Tegelijkertijd voeren verschillende lidstaten en derde landen momenteel proefprojecten uit met modellen voor de financiering van biodiversiteit waarin publiek en particulier kapitaal worden gecombineerd. Binnen de EU heeft Frankrijk een systeem ingevoerd waarbij locaties voor milieucompensatie, natuurherstel en renaturatie worden gecreëerd 37 , heeft Ierland een vrijwillige financieringsregeling voor het herstel van veengebieden ontworpen 38 en heeft Finland onlangs een vrijwillig systeem ter ondersteuning van nationale inspanningen op het gebied van biodiversiteit ingevoerd 39 . In andere lidstaten – waaronder België, Duitsland, Italië, Nederland, Portugal, Spanje, Slowakije en Zweden – zijn niet-gouvernementele instanties zoals maatschappelijke organisaties, landbeheerders en financiële instellingen actief bezig met proefprojecten op het gebied van certificering en credits voor biodiversiteit en natuur. Verder heeft het Verenigd Koninkrijk onlangs zijn beleid inzake nettobiodiversiteitswinst 40 ingevoerd, een verplichte regeling voor landbeheerders en ontwikkelaars om ecosystemen te herstellen.
De markten voor natuurcredits ontwikkelen zich wereldwijd en de EU bevindt zich in een goede positie om op dit gebied het voortouw te nemen, dankzij haar uitgebreide regelgevingskader dat zorgt voor consumentenbescherming, verantwoordingsplicht van ondernemingen en transparantie bij natuurpositieve investeringen.

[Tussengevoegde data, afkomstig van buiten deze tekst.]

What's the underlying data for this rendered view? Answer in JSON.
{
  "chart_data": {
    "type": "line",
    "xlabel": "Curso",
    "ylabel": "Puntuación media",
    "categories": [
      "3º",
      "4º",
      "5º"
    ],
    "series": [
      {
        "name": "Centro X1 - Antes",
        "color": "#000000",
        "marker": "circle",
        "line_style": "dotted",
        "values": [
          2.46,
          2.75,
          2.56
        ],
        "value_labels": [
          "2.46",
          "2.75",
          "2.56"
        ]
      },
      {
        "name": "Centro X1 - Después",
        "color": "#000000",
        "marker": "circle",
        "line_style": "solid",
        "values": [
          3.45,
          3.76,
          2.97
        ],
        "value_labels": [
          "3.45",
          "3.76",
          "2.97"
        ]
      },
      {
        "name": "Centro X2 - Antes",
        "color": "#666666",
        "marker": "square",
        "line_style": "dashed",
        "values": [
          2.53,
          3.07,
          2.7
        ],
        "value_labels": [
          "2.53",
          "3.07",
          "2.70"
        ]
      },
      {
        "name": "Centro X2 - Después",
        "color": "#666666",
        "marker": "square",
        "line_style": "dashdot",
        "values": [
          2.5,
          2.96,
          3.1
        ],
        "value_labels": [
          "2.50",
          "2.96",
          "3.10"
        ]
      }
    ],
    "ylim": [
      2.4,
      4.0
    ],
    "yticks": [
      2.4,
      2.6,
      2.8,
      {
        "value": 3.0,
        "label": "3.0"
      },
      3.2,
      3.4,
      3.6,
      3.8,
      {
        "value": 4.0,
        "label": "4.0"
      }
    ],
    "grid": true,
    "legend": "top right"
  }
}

3.Leren van en voortbouwen op de ervaring met koolstofmarkten
Natuurcredits hebben veelal te maken met dezelfde uitdagingen als andere certificeringssystemen, zoals die voor biologische landbouw of energie-efficiëntie, die tot doel hebben gunstige milieuresultaten te identificeren en te belonen. Wat betreft het tot stand brengen van markten voor natuurcredits, kunnen koolstofmarkten nuttige inzichten verschaffen voor het ontwerpen van zeer integere, veerkrachtige, inclusieve en betrouwbare systemen.
Uit de recente ontwikkelingen op de vrijwillige koolstofmarkten komen zowel uitdagingen als kansen naar voren. Bezorgdheid over de integriteit en het risico van greenwashing heeft geleid tot een inkrimping van deze markten, terwijl tezelfdertijd de voorkeur en vraag van kopers naar hoogwaardige projecten met nevenvoordelen voor het milieu en de maatschappij sterk is gebleven 41 . Dit benadrukt hoe belangrijk het is om vroegtijdig een stevige basis te leggen voor de markten voor natuurcredits, zowel aan de vraag- als aan de aanbodzijde. Het is dan ook van belang om prioriteit toe te kennen aan ambitieuze en wetenschappelijk strenge normen, onafhankelijke monitoring, duidelijke regels inzake gebruik en aanvragen en betrouwbare governance om reputatierisico’s te voorkomen.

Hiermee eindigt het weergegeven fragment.